Her breath caught, a tempest paused in the eye of revelation. For so long, she had envisioned herself as the sole bearer of culpability for the gaping hole that Sammy's death had torn in their lives. Her fingers loosened around the phone; the grenade was no longer armed.
"Listen, Dad—" she tried again, but his sigh billowed through the line, a gust of wind that silenced her intent.
"No, let me finish," he interjected. "I blamed myself for not being there, not protecting him, not being... not being enough."
Tori swallowed hard, the truth lodging itself in her throat. How could she lay her own cards on the table, reveal her suspicions about Sammy's death, when her father was just beginning to navigate his path to absolution?
"Okay, Dad," she whispered, a lighthouse beam cutting through fog. "We don't have to talk about anything else today."
"Maybe another time," he said, and even through the digital connection, she could sense the weight lifting from his shoulders. “My… the shrink said I oughta tell someone. So… I am. I hate this.”
“Yeah… yeah, me too.”
“But… thanks. I gotta run. So,” he cleared his throat, “maybe we can talk another time?”
“Yeah… I’d like that. Another time," she agreed, locking away the secrets poised on her lips. She didn’t bring up her suspicions about Sammy’s death. There would be no revelations today, not until she could be certain. Unnecessary pain was a luxury they could not afford, not with the currents of grief still threatening to pull them under.
"Take care," her father said.
"Bye, Dad," she replied, ending the call with a silent promise to tread carefully on this newfound ground.

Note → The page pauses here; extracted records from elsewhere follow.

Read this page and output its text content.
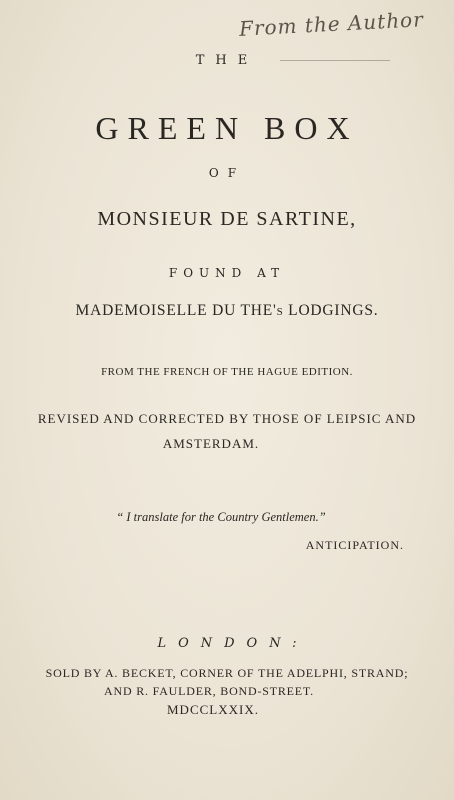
From the Author
THE
GREEN BOX
OF
MONSIEUR DE SARTINE,
FOUND AT
MADEMOISELLE DU THE's LODGINGS.
FROM THE FRENCH OF THE HAGUE EDITION.
REVISED AND CORRECTED BY THOSE OF LEIPSIC AND
AMSTERDAM.
“ I translate for the Country Gentlemen.”
ANTICIPATION.
LONDON:
SOLD BY A. BECKET, CORNER OF THE ADELPHI, STRAND;
AND R. FAULDER, BOND-STREET.
MDCCLXXIX.
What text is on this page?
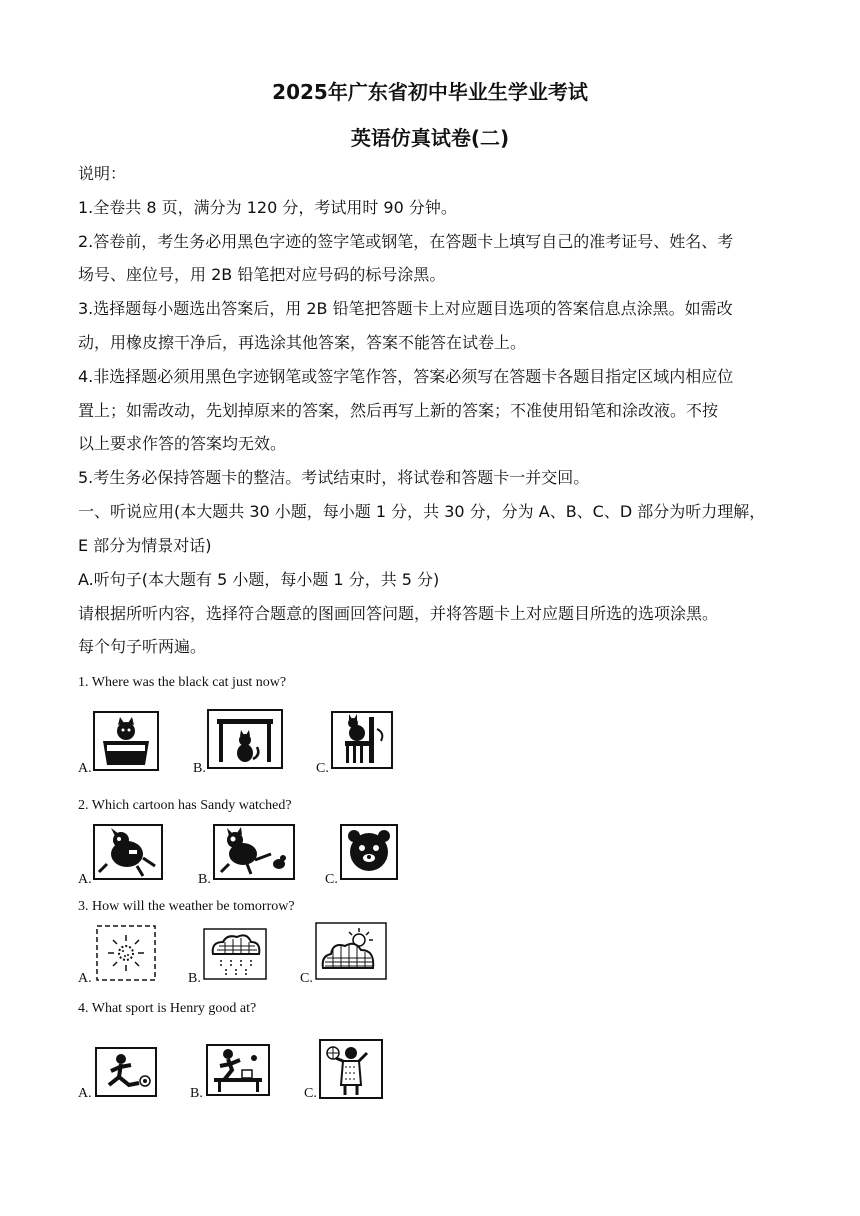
2025年广东省初中毕业生学业考试
英语仿真试卷(二)
说明：
1.全卷共 8 页，满分为 120 分，考试用时 90 分钟。
2.答卷前，考生务必用黑色字迹的签字笔或钢笔，在答题卡上填写自己的准考证号、姓名、考
场号、座位号，用 2B 铅笔把对应号码的标号涂黑。
3.选择题每小题选出答案后，用 2B 铅笔把答题卡上对应题目选项的答案信息点涂黑。如需改
动，用橡皮擦干净后，再选涂其他答案，答案不能答在试卷上。
4.非选择题必须用黑色字迹钢笔或签字笔作答，答案必须写在答题卡各题目指定区域内相应位
置上；如需改动，先划掉原来的答案，然后再写上新的答案；不准使用铅笔和涂改液。不按
以上要求作答的答案均无效。
5.考生务必保持答题卡的整洁。考试结束时，将试卷和答题卡一并交回。
一、听说应用(本大题共 30 小题，每小题 1 分，共 30 分，分为 A、B、C、D 部分为听力理解，
E 部分为情景对话)
A.听句子(本大题有 5 小题，每小题 1 分，共 5 分)
请根据所听内容，选择符合题意的图画回答问题，并将答题卡上对应题目所选的选项涂黑。
每个句子听两遍。
1. Where was the black cat just now?
A.	B.	C.
2. Which cartoon has Sandy watched?
A.	B.	C.
3. How will the weather be tomorrow?
A.	B.	C.
4. What sport is Henry good at?
A.	B.	C.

As the line went dead, the car's hum filled the void, and Tori sank back into her seat, enveloped in a cocoon of relief and confusion, the latter clinging to her like the chilling spray after a wave has crashed. Javi remained silent—distantly aware of the storm that had just passed, and of those still looming on the horizon, but thankfully, for now, letting her have this silence.
The car's tires crunched over the gravel as it rolled to a halt in the shadowed expanse of the community center parking lot. Tori's gaze lingered on the screen of her silent phone, the device now an artifact holding the remnants of a conversation that zigzagged between hope and heartache. She tucked it away, the cool glass leaving a final kiss against her palm—a goodbye to more than just her father.

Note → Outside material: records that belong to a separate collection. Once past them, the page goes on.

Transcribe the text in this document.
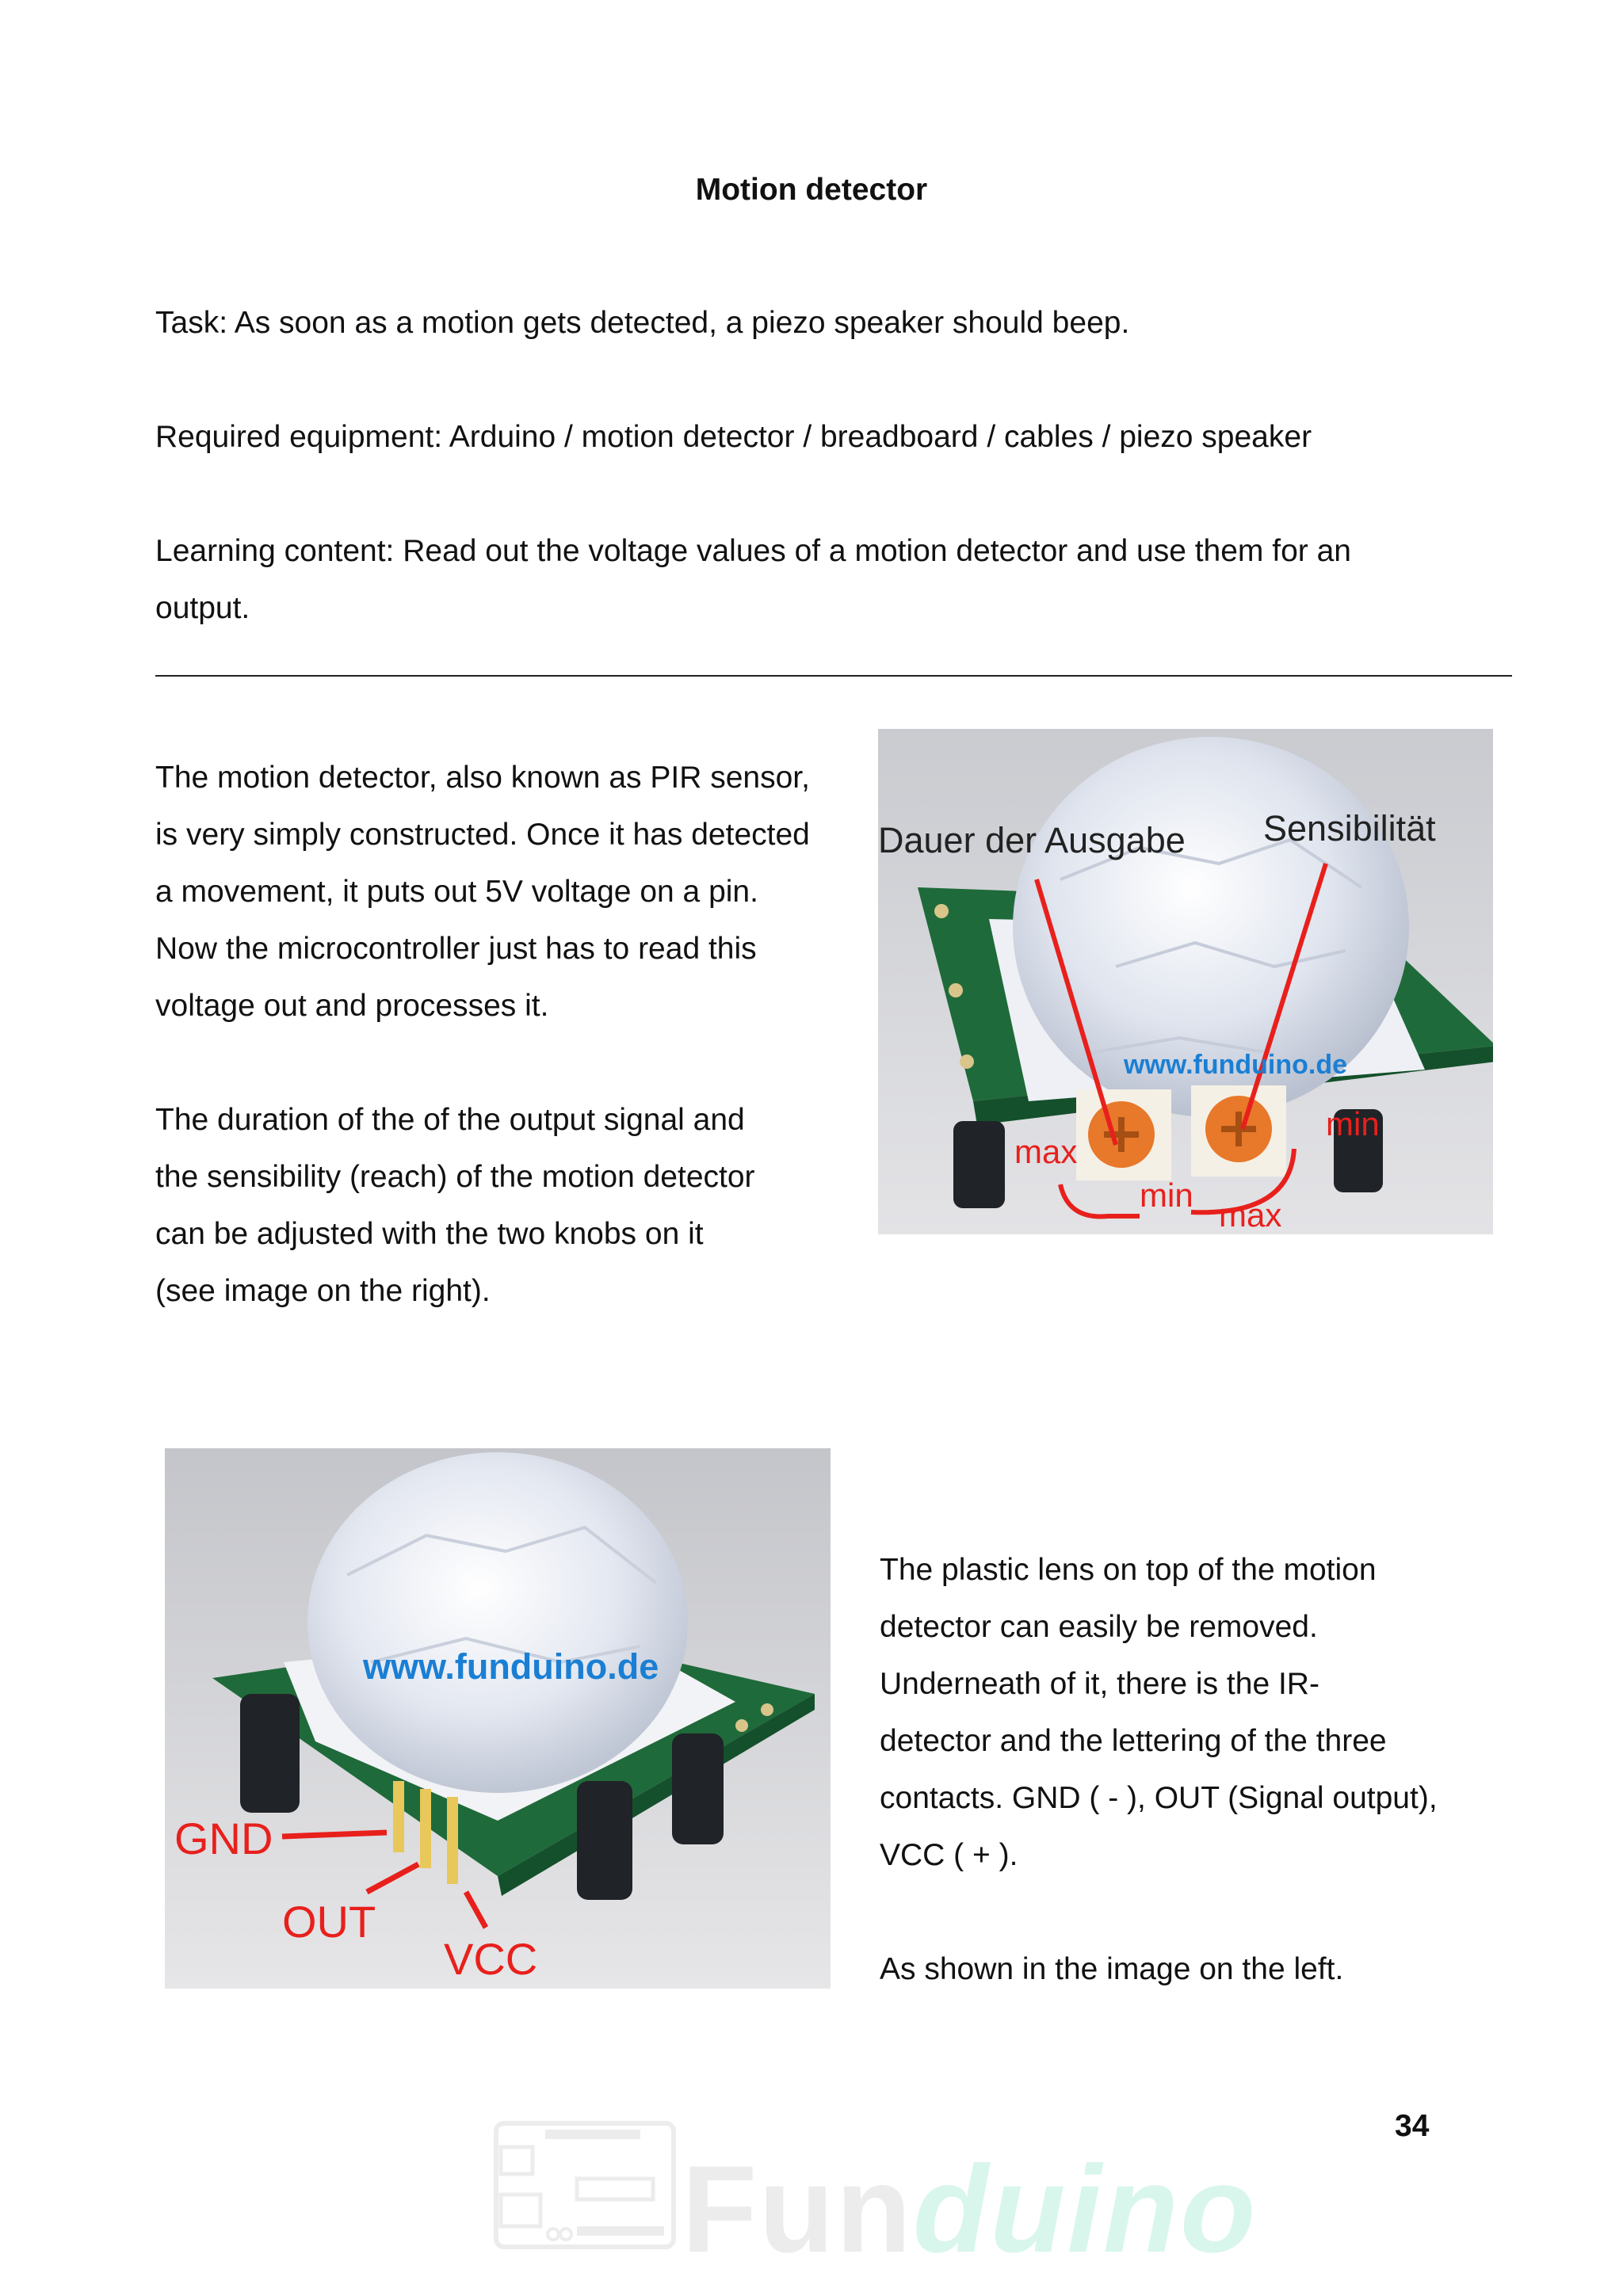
Motion detector
Task: As soon as a motion gets detected, a piezo speaker should beep.
Required equipment: Arduino / motion detector / breadboard / cables / piezo speaker
Learning content: Read out the voltage values of a motion detector and use them for an
output.
The motion detector, also known as PIR sensor,
is very simply constructed. Once it has detected
a movement, it puts out 5V voltage on a pin.
Now the microcontroller just has to read this
voltage out and processes it.
The duration of the of the output signal and
the sensibility (reach) of the motion detector
can be adjusted with the two knobs on it
(see image on the right).
Dauer der Ausgabe Sensibilität
www.funduino.de
max
min
min
max
www.funduino.de
GND
OUT
VCC
The plastic lens on top of the motion
detector can easily be removed.
Underneath of it, there is the IR-
detector and the lettering of the three
contacts. GND ( - ), OUT (Signal output),
VCC ( + ).
As shown in the image on the left.
34
Funduino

"Take care," she murmured, though no one was on the other end to hear her now. The words were for herself, a whispered incantation to soothe the sting of old wounds that refused to heal completely.
The duo stepped out into the cool morning air, the transition immediate and stark. The world was awash with dusky light, painting everything in hues of orange from the rising sun. Tori scanned the perimeter of the community center, and her boots crunched on the fresh gravel as she strode away from the car, her silhouette cast long by the sun on the horizon.

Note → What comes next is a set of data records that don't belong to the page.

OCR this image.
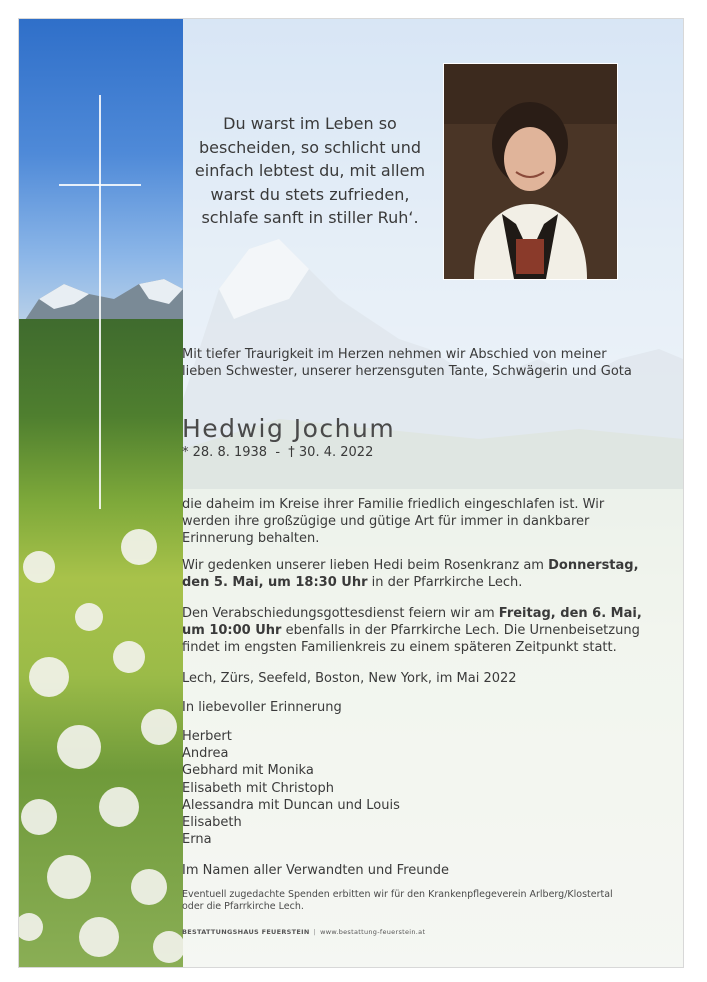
Du warst im Leben so
bescheiden, so schlicht und
einfach lebtest du, mit allem
warst du stets zufrieden,
schlafe sanft in stiller Ruh‘.
Mit tiefer Traurigkeit im Herzen nehmen wir Abschied von meiner
lieben Schwester, unserer herzensguten Tante, Schwägerin und Gota
Hedwig Jochum
* 28. 8. 1938  -  † 30. 4. 2022
die daheim im Kreise ihrer Familie friedlich eingeschlafen ist. Wir
werden ihre großzügige und gütige Art für immer in dankbarer
Erinnerung behalten.
Wir gedenken unserer lieben Hedi beim Rosenkranz am Donnerstag,
den 5. Mai, um 18:30 Uhr in der Pfarrkirche Lech.
Den Verabschiedungsgottesdienst feiern wir am Freitag, den 6. Mai,
um 10:00 Uhr ebenfalls in der Pfarrkirche Lech. Die Urnenbeisetzung
findet im engsten Familienkreis zu einem späteren Zeitpunkt statt.
Lech, Zürs, Seefeld, Boston, New York, im Mai 2022
In liebevoller Erinnerung
Herbert
Andrea
Gebhard mit Monika
Elisabeth mit Christoph
Alessandra mit Duncan und Louis
Elisabeth
Erna
Im Namen aller Verwandten und Freunde
Eventuell zugedachte Spenden erbitten wir für den Krankenpflegeverein Arlberg/Klostertal
oder die Pfarrkirche Lech.
BESTATTUNGSHAUS FEUERSTEIN | www.bestattung-feuerstein.at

With each step, the distance between her and Javi seemed to stretch like a chasm, the emotional gulf that had unexpectedly opened up between them feeling like a stone in her boot. She couldn't resist, and after a few steps, she glanced up at her partner's lean, handsome face.
Javi was walking beside her, and as she looked up, he seemed to abruptly look forward. He’d been looking at her first. Tori's heart tugged with a cocktail of regret and confusion. What once was an easy camaraderie now felt strained, their conversations like navigating a minefield. Could they ever bridge this divide, or would the remnants of their rapport be nothing more than memories?
She shook off the thought, the weight of the thoughts giving her step a slight sway. But fixing her gaze forward, Tori summoned a breath that filled her lungs with the crisp morning air. It steadied her, sharpened her focus.
This wasn’t about her or her relationship problems.
This was about finding a murderer, and this community center might hold the key link between three dead women and the person who took their lives.